Silo, Restoran Pertama di Dunia yang Tanpa Sampah
https://www.naviri.org/2018/09/silo-restoran-tanpa-sampah.html
Naviri Magazine - Restoran menyediakan aneka macam makanan. Dalam hal itu, mereka tentu membutuhkan persiapan berupa bahan-bahan makanan, agar siap sedia ketika ada pengunjung restoran yang memesan. Jika ternyata menu tersebut jarang dipesan, maka bahan-bahan yang disiapkan pun tak berguna. Dalam waktu panjang, bahan-bahan itu tak bisa dipakai lagi, hingga dibuang sebagai sampah.
Kemudian, tamu-tamu restoran kadang tidak menghabiskan makanan mereka. Akibatnya, sisa makanan itu lalu dibuang sebagai sampah. Sisa makanan di satu piring mungkin sedikit. Namun jika dikumpulkan dari banyak piring tentu menjadi banyak. Itu hanya sedikit contoh bagaimana restoran menjadi salah satu pihak yang aktif memproduksi sampah.
Namun, kini ada restoran yang dibangun dengan konsep tanpa sampah, dan bisa jadi akan menjadi tren di masa depan.
Di Brighton, Inggris, ada sebuah restoran bernama Silo. Ia berbeda dari restoran kebanyakan. Piring-piringnya terbuat dari tas plastik yang didaur ulang. Minuman disajikan dalam gelas bekas selai. Air untuk membersihkan jambannya berasal dari limbah mesin kopi. Bukti pembayaran pun tak dicetak di atas kertas, melainkan dikirim lewat surat elektronik.
Sebagai sebuah restoran, Silo tampak berupaya untuk tak berkontribusi memperbesar angka limbah makanan. Ia menjadi restoran pertama di Inggris yang hadir dengan konsep restoran tanpa sampah atau zero waste restaurant.
Si pemilik restoran yang juga seorang juru masak bernama Douglas McMaster dan baru berusia 29 tahun, tak hanya menyiapkan konsep di tataran hilir, tetapi juga hulu. Artinya, ia tak hanya berusaha mengolah limbah yang ada, tetapi juga sebisa mungkin meminimalkan limbah itu.
Ini bisa dilihat dari menu restoran yang bisa dikatakan tak banyak pilihan. Dalam situs resmi restoran, hanya terpampang delapan pilihan menu makanan. Itu pun empat menunya adalah menu vegetarian.
Menurut Douglas, menu yang sedikit berarti sampah yang sedikit.

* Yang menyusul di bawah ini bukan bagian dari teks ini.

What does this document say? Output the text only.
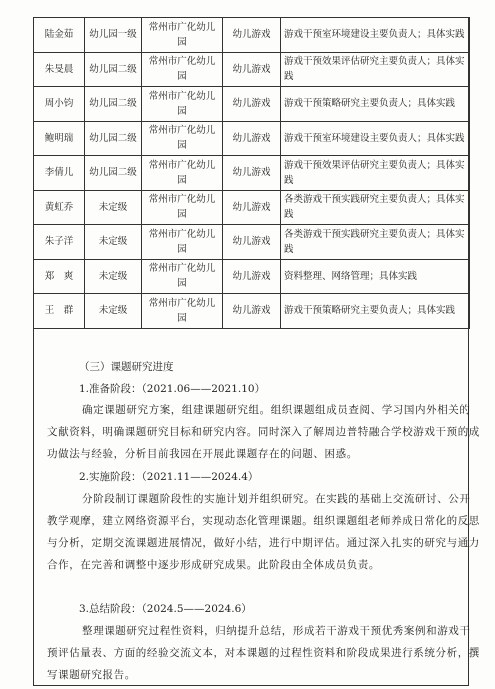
陆金茹	幼儿园一级	常州市广化幼儿园	幼儿游戏	游戏干预室环境建设主要负责人；具体实践
朱旻晨	幼儿园二级	常州市广化幼儿园	幼儿游戏	游戏干预效果评估研究主要负责人；具体实践
周小钧	幼儿园二级	常州市广化幼儿园	幼儿游戏	游戏干预策略研究主要负责人；具体实践
鲍明瑞	幼儿园二级	常州市广化幼儿园	幼儿游戏	游戏干预室环境建设主要负责人；具体实践
李倩儿	幼儿园二级	常州市广化幼儿园	幼儿游戏	游戏干预效果评估研究主要负责人；具体实践
黄虹乔	未定级	常州市广化幼儿园	幼儿游戏	各类游戏干预实践研究主要负责人；具体实践
朱子洋	未定级	常州市广化幼儿园	幼儿游戏	各类游戏干预实践研究主要负责人；具体实践
郑　爽	未定级	常州市广化幼儿园	幼儿游戏	资料整理、网络管理；具体实践
王　群	未定级	常州市广化幼儿园	幼儿游戏	游戏干预策略研究主要负责人；具体实践
（三）课题研究进度
1.准备阶段：（2021.06——2021.10）
确定课题研究方案，组建课题研究组。组织课题组成员查阅、学习国内外相关的文献资料，明确课题研究目标和研究内容。同时深入了解周边普特融合学校游戏干预的成功做法与经验，分析目前我园在开展此课题存在的问题、困惑。
2.实施阶段：（2021.11——2024.4）
分阶段制订课题阶段性的实施计划并组织研究。在实践的基础上交流研讨、公开教学观摩，建立网络资源平台，实现动态化管理课题。组织课题组老师养成日常化的反思与分析，定期交流课题进展情况，做好小结，进行中期评估。通过深入扎实的研究与通力合作，在完善和调整中逐步形成研究成果。此阶段由全体成员负责。
3.总结阶段：（2024.5——2024.6）
整理课题研究过程性资料，归纳提升总结，形成若干游戏干预优秀案例和游戏干预评估量表、方面的经验交流文本，对本课题的过程性资料和阶段成果进行系统分析，撰写课题研究报告。
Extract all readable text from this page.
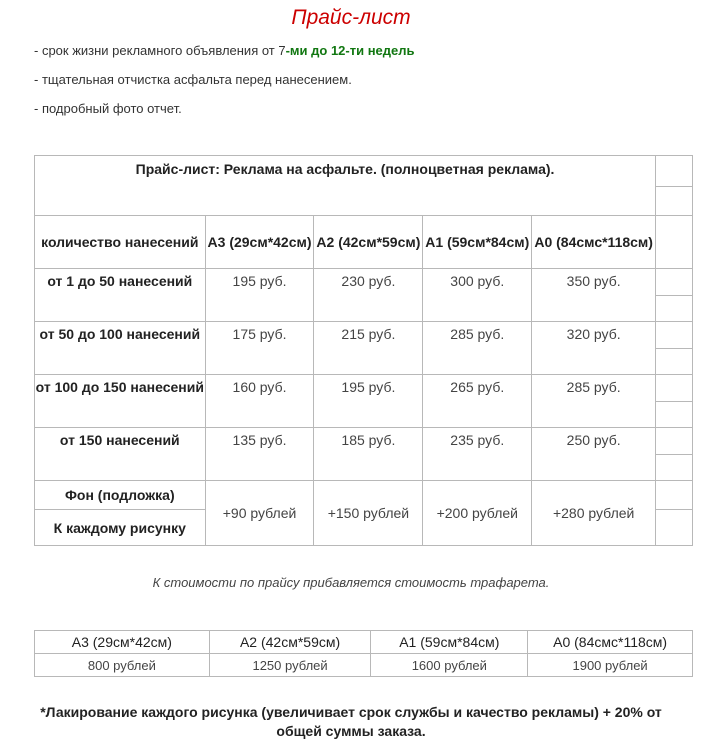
Прайс-лист
- срок жизни рекламного объявления от 7-ми до 12-ти недель
- тщательная отчистка асфальта перед нанесением.
- подробный фото отчет.
Прайс-лист: Реклама на асфальте. (полноцветная реклама).					

количество нанесений	А3 (29см*42см)	А2 (42см*59см)	А1 (59см*84см)	А0 (84смс*118см)	
от 1 до 50 нанесений	195 руб.	230 руб.	300 руб.	350 руб.	

от 50 до 100 нанесений	175 руб.	215 руб.	285 руб.	320 руб.	

от 100 до 150 нанесений	160 руб.	195 руб.	265 руб.	285 руб.	

от 150 нанесений	135 руб.	185 руб.	235 руб.	250 руб.	

Фон (подложка)	+90 рублей	+150 рублей	+200 рублей	+280 рублей	
К каждому рисунку					
К стоимости по прайсу прибавляется стоимость трафарета.
А3 (29см*42см)	А2 (42см*59см)	А1 (59см*84см)	А0 (84смс*118см)
800 рублей	1250 рублей	1600 рублей	1900 рублей
*Лакирование каждого рисунка (увеличивает срок службы и качество рекламы) + 20% от общей суммы заказа.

Restoran yang memiliki menu sebanyak 40 atau lebih, katanya, harus menyiapkan bahan makanan untuk seluruh menu. Namun, belum tentu seluruh menu itu dipesan oleh pelanggan. Bahan makanan yang belum tentu terpakai itu adalah potensi sampah.
Selain karena alasan sampah, Douglas juga menyinggung soal penurunan kualitas bahan makanan. Semakin lama bahan makanan disimpan, semakin menurun kualitasnya.
Silo memiliki pabrik tepung sendiri untuk membuat roti. Ia juga memproses minuman keras sendiri, dan mendaur ulang semua limbah makanan. Untuk kebutuhkan listrik, restoran ini juga mengandalkan tenaga surya.
“Silo didirikan dari sebuah keinginan untuk menginovasi industri makanan yang menghormati lingkungan dan menghargai makanan,” tulis Douglas dalam situs resmi Silo. Limbah makanan yang dihasilkan Silo, diolah menjadi kompos dengan mesin pengolah sendiri. Douglas juga mengizinkan tetangganya—baik rumah tangga maupun komersial—untuk menggunakan mesin itu.
Silo menginspirasi banyak restoran di Inggris. Kini ia tak sendiri, beberapa restoran yang mengusung visi serupa hadir. Tiny Leaf di London, salah satunya.